Not being allowed to drive bit is a bit of a nuisance, especially as it is more than 30 miles from home to work. The boss immediately agreed that I could work fom home, but I wanted to go in to see the team, so a compromise was reached. I would go on the train once a week and work at home on the other days. My home computer was quickly set up to access my work computer remotely and I booked my train ticket online. Sue went with me to Nottingham station for a Cross Country train direct to Burton-on-Trent where Donna met me to take me to Swadlincote. This was so smooth and easy and only took a few minutes more than my normal journey by road.

The day after I had returned to work, I was at home when there was a knock on the door at 7:30pm. Sue opened the door and called me over when I was presented with a massive bunch of flowers from my colleagues at South South Derbyshire CVS. I think that this was the only time in life that I have ever had flowers for me, (although we have had flowers jointly for Sue and me).

A very surprised and delighted ChuffingHog with his flowers

A very surprised and delighted ChuffingHog with his flowers

I also suggested that I change my holiday to cover two of the non-driving weeks, so as of now, I am on a fortnight;s holiday.

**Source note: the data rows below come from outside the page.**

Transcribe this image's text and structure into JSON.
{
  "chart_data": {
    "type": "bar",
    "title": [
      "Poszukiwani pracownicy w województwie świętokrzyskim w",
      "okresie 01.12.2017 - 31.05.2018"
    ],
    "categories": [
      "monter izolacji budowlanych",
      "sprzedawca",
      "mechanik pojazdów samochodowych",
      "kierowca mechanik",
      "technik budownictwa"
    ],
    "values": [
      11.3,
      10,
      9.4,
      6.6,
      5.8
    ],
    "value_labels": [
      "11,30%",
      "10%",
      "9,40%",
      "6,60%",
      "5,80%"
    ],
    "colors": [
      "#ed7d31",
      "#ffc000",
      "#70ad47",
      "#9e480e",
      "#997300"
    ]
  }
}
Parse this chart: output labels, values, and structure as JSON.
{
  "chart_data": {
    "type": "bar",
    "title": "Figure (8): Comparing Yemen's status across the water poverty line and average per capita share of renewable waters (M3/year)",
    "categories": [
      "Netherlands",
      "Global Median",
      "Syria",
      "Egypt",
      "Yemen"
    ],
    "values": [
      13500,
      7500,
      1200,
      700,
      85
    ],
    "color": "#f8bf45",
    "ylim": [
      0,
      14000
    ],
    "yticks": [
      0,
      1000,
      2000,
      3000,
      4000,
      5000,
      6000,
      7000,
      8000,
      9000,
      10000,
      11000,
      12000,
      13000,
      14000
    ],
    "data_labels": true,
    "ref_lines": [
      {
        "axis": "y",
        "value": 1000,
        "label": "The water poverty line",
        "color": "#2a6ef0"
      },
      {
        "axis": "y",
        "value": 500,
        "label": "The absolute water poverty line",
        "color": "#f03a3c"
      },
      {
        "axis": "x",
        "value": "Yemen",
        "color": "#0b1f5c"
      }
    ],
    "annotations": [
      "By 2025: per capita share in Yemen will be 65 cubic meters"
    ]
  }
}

I have no real idea what we are going to do with the time, but I’ll try and let you know.

I’ll also catch up on the wedding.

Ride Safe
(Even if I can’t ride at all at the moment)
Dave

I’m Getting My Life Back

Tha last few months have been the busiest that I can remember for some time.

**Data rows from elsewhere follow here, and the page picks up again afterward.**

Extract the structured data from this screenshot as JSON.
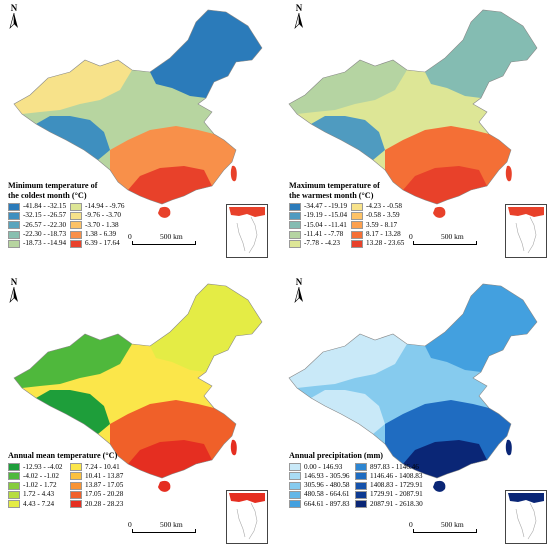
{
  "north_label": "N",
  "scale": {
    "zero": "0",
    "distance": "500 km"
  },
  "panels": [
    {
      "id": "min-temp",
      "title_line1": "Minimum temperature of",
      "title_line2": "the coldest month (°C)",
      "classes": [
        {
          "label": "-41.84 - -32.15",
          "color": "#2b7bba"
        },
        {
          "label": "-32.15 - -26.57",
          "color": "#3e8fbf"
        },
        {
          "label": "-26.57 - -22.30",
          "color": "#5aa5bd"
        },
        {
          "label": "-22.30 - -18.73",
          "color": "#88bfb0"
        },
        {
          "label": "-18.73 - -14.94",
          "color": "#b7d5a0"
        },
        {
          "label": "-14.94 - -9.76",
          "color": "#dde696"
        },
        {
          "label": "-9.76 - -3.70",
          "color": "#f7e28a"
        },
        {
          "label": "-3.70 - 1.38",
          "color": "#fdc266"
        },
        {
          "label": "1.38 - 6.39",
          "color": "#f8904a"
        },
        {
          "label": "6.39 - 17.64",
          "color": "#e8412a"
        }
      ]
    },
    {
      "id": "max-temp",
      "title_line1": "Maximum temperature of",
      "title_line2": "the warmest month (°C)",
      "classes": [
        {
          "label": "-34.47 - -19.19",
          "color": "#2b7bba"
        },
        {
          "label": "-19.19 - -15.04",
          "color": "#4f9bc0"
        },
        {
          "label": "-15.04 - -11.41",
          "color": "#84bcb2"
        },
        {
          "label": "-11.41 - -7.78",
          "color": "#b5d4a2"
        },
        {
          "label": "-7.78 - -4.23",
          "color": "#dde696"
        },
        {
          "label": "-4.23 - -0.58",
          "color": "#f7e28a"
        },
        {
          "label": "-0.58 - 3.59",
          "color": "#fdc266"
        },
        {
          "label": "3.59 - 8.17",
          "color": "#fca04f"
        },
        {
          "label": "8.17 - 13.28",
          "color": "#f46f36"
        },
        {
          "label": "13.28 - 23.65",
          "color": "#e8412a"
        }
      ]
    },
    {
      "id": "annual-mean-temp",
      "title_line1": "Annual mean temperature (°C)",
      "title_line2": "",
      "classes": [
        {
          "label": "-12.93 - -4.02",
          "color": "#1e9e3a"
        },
        {
          "label": "-4.02 - -1.02",
          "color": "#4fb83c"
        },
        {
          "label": "-1.02 - 1.72",
          "color": "#86cc3d"
        },
        {
          "label": "1.72 - 4.43",
          "color": "#b7dd3f"
        },
        {
          "label": "4.43 - 7.24",
          "color": "#e4ec45"
        },
        {
          "label": "7.24 - 10.41",
          "color": "#fbe64a"
        },
        {
          "label": "10.41 - 13.87",
          "color": "#fcc13e"
        },
        {
          "label": "13.87 - 17.05",
          "color": "#f89433"
        },
        {
          "label": "17.05 - 20.28",
          "color": "#f06029"
        },
        {
          "label": "20.28 - 28.23",
          "color": "#e52e21"
        }
      ]
    },
    {
      "id": "annual-precip",
      "title_line1": "Annual precipitation (mm)",
      "title_line2": "",
      "classes": [
        {
          "label": "0.00 - 146.93",
          "color": "#c9e9f8"
        },
        {
          "label": "146.93 - 305.96",
          "color": "#a9dcf4"
        },
        {
          "label": "305.96 - 480.58",
          "color": "#86cbee"
        },
        {
          "label": "480.58 - 664.61",
          "color": "#63b7e8"
        },
        {
          "label": "664.61 - 897.83",
          "color": "#43a0df"
        },
        {
          "label": "897.83 - 1146.46",
          "color": "#2d86d2"
        },
        {
          "label": "1146.46 - 1408.83",
          "color": "#1f6cc1"
        },
        {
          "label": "1408.83 - 1729.91",
          "color": "#1552ab"
        },
        {
          "label": "1729.91 - 2087.91",
          "color": "#0d3a92"
        },
        {
          "label": "2087.91 - 2618.30",
          "color": "#0a2676"
        }
      ]
    }
  ]
}
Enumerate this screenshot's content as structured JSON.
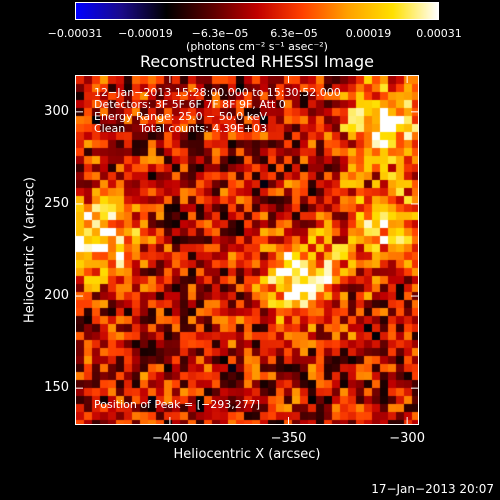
{
  "chart_data": {
    "type": "heatmap",
    "title": "Reconstructed RHESSI Image",
    "xlabel": "Heliocentric X (arcsec)",
    "ylabel": "Heliocentric Y (arcsec)",
    "xlim": [
      -440,
      -295
    ],
    "ylim": [
      130,
      320
    ],
    "xticks": [
      -400,
      -350,
      -300
    ],
    "xtick_labels": [
      "−400",
      "−350",
      "−300"
    ],
    "yticks": [
      150,
      200,
      250,
      300
    ],
    "ytick_labels": [
      "150",
      "200",
      "250",
      "300"
    ],
    "colorbar": {
      "min": -0.00031,
      "max": 0.00031,
      "ticks": [
        -0.00031,
        -0.00019,
        -6.3e-05,
        6.3e-05,
        0.00019,
        0.00031
      ],
      "tick_labels": [
        "−0.00031",
        "−0.00019",
        "−6.3e−05",
        "6.3e−05",
        "0.00019",
        "0.00031"
      ],
      "units": "(photons cm⁻² s⁻¹ asec⁻²)",
      "colors": [
        "#0000ff",
        "#1a0a8a",
        "#000000",
        "#5a0000",
        "#c00000",
        "#ff4000",
        "#ffa000",
        "#ffe000",
        "#ffffff"
      ]
    },
    "annotations": [
      "12−Jan−2013 15:28:00.000 to 15:30:52.000",
      "Detectors: 3F 5F 6F 7F 8F 9F, Att 0",
      "Energy Range: 25.0 − 50.0 keV",
      "Clean    Total counts: 4.39E+03"
    ],
    "peak_label": "Position of Peak = [−293,277]",
    "peak": [
      -293,
      277
    ],
    "bright_sources": [
      {
        "x": -345,
        "y": 210,
        "level": 0.00031
      },
      {
        "x": -430,
        "y": 232,
        "level": 0.00028
      },
      {
        "x": -310,
        "y": 293,
        "level": 0.00027
      },
      {
        "x": -310,
        "y": 240,
        "level": 0.0002
      }
    ]
  },
  "footer": {
    "timestamp": "17−Jan−2013 20:07"
  }
}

As well as my wonderful new job in Swadlincote, we have had visitors over from Denmark, been to Thoresby Hall for a wonderful weekend. Sue has also changed her job, we’ve test driven a Smart car, been to a wedding and handfasting on Dorset and survived Volunteers Week.

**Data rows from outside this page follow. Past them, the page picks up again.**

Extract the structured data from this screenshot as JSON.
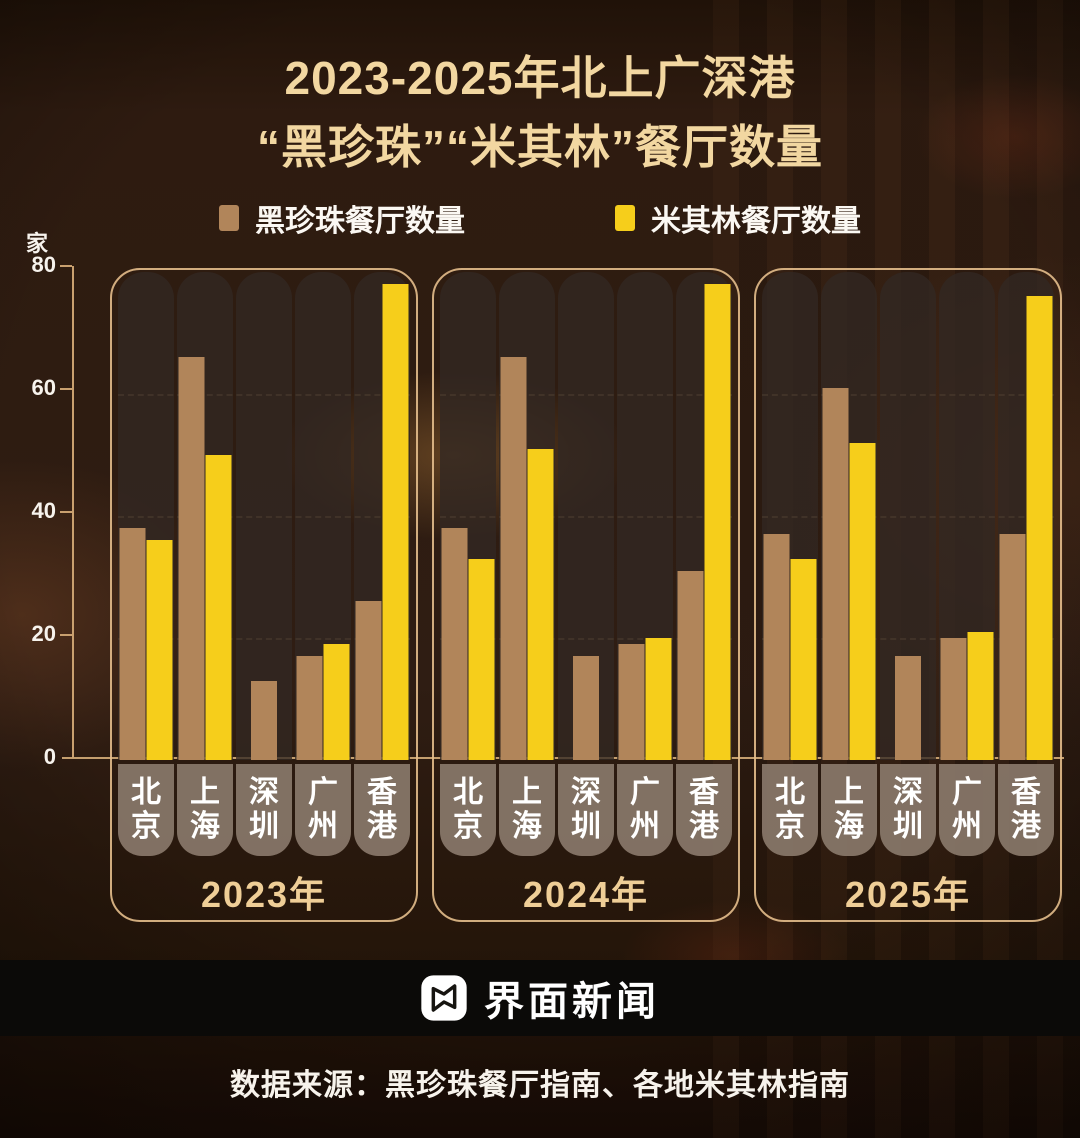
{
  "title": {
    "line1": "2023-2025年北上广深港",
    "line2": "“黑珍珠”“米其林”餐厅数量"
  },
  "legend": [
    {
      "label": "黑珍珠餐厅数量",
      "color": "#B1855A"
    },
    {
      "label": "米其林餐厅数量",
      "color": "#F6CE1B"
    }
  ],
  "y_axis": {
    "unit": "家",
    "ticks": [
      "80",
      "60",
      "40",
      "20",
      "0"
    ]
  },
  "chart_data": {
    "type": "bar",
    "title": "2023-2025年北上广深港“黑珍珠”“米其林”餐厅数量",
    "ylabel": "家",
    "ylim": [
      0,
      80
    ],
    "yticks": [
      0,
      20,
      40,
      60,
      80
    ],
    "gridlines": [
      60,
      40,
      20
    ],
    "grid": "dashed horizontal inside each year group",
    "legend_position": "top-center",
    "series": [
      {
        "name": "黑珍珠餐厅数量",
        "color": "#B1855A"
      },
      {
        "name": "米其林餐厅数量",
        "color": "#F6CE1B"
      }
    ],
    "groups": [
      {
        "year": "2023年",
        "cities": [
          "北京",
          "上海",
          "深圳",
          "广州",
          "香港"
        ],
        "black_pearl": [
          38,
          66,
          13,
          17,
          26
        ],
        "michelin": [
          36,
          50,
          null,
          19,
          78
        ]
      },
      {
        "year": "2024年",
        "cities": [
          "北京",
          "上海",
          "深圳",
          "广州",
          "香港"
        ],
        "black_pearl": [
          38,
          66,
          17,
          19,
          31
        ],
        "michelin": [
          33,
          51,
          null,
          20,
          78
        ]
      },
      {
        "year": "2025年",
        "cities": [
          "北京",
          "上海",
          "深圳",
          "广州",
          "香港"
        ],
        "black_pearl": [
          37,
          61,
          17,
          20,
          37
        ],
        "michelin": [
          33,
          52,
          null,
          21,
          76
        ]
      }
    ]
  },
  "footer": {
    "brand": "界面新闻",
    "source": "数据来源：黑珍珠餐厅指南、各地米其林指南"
  }
}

I’m amazed at how much of this has been captured here on the blog – although its initial purpose of recording no more than trains and bikes and occasionally, music has been swept aside by everything else.

I still have to write about our Dorset Wedding, but the Volunteers Week adventures are being recorded over at the Volunteer Centre South Derbyshire blog.

Ride Safe
Dave

I’ve Done Something Good

Perhaps I should apologise for having shared this news with my Facebook friends before telling you, dear blog reader, about this.

I hinted in my post last week about our wedding anniversary, that I needed to pull the proverbial rabbit out of the hat for Sue’s birthday. Well, I think I may be about to succeed.

I must confess that I still haven’t bought the card yet, but I wish I’d got a picture of Sue’s face on Saturday evening when I told her that I’d booked the weekend away at Thoresby Hall Hotel. Her reaction went beyond speechless, through stunned and right into dazed. When she went off to Tesco to buy a celebratory bottle of wine, she phoned a friend and babbled incoherently.

Now, some two days later, she’s just told me that she’s still excited about going. This is a little unusual for the woman who takes everything in her stride and who can sometimes comes over as a bit grumpy and miserable. (At least that’s what Tony at Lakeside always says.)

Sue has wanted to go to Thoresby Hall for ages and has always been really interested to hear about friends’ experiences when they’ve been there. From her tales, I feel that I already know the Blue Room Restaurant, the courtyard and the health spa, but the nearest I have ever been to the place is passing it on the A614.

Thoresby Hall is one of the chain of Warner Leisure hotels for adults only. It has a Spa, the fabulous surroundings of a stately home and great food.

It feels a bit strange writing a review before we’ve been to the place, but, rest assured, I’ll be back next week with the full details – including my own impressions of a Spa Experience, for I went slightly mad and booked myself for this as well as Sue.

An indication of a possible reason for all this excitement, and yes, I include myself in this, is this picture of the place.

Thoresby Hall
Thoresby Hall

Click on the picture to see more about the place and to understand more about why Sue is so up for this.

I have a good feeling that this is going to be a very Happy Birthday for my beloved.
 
… and no, it’s not a birthday with a zero on the end and I won’t spill the beans about exactly which birthday it is.
We won’t be going on the bike either.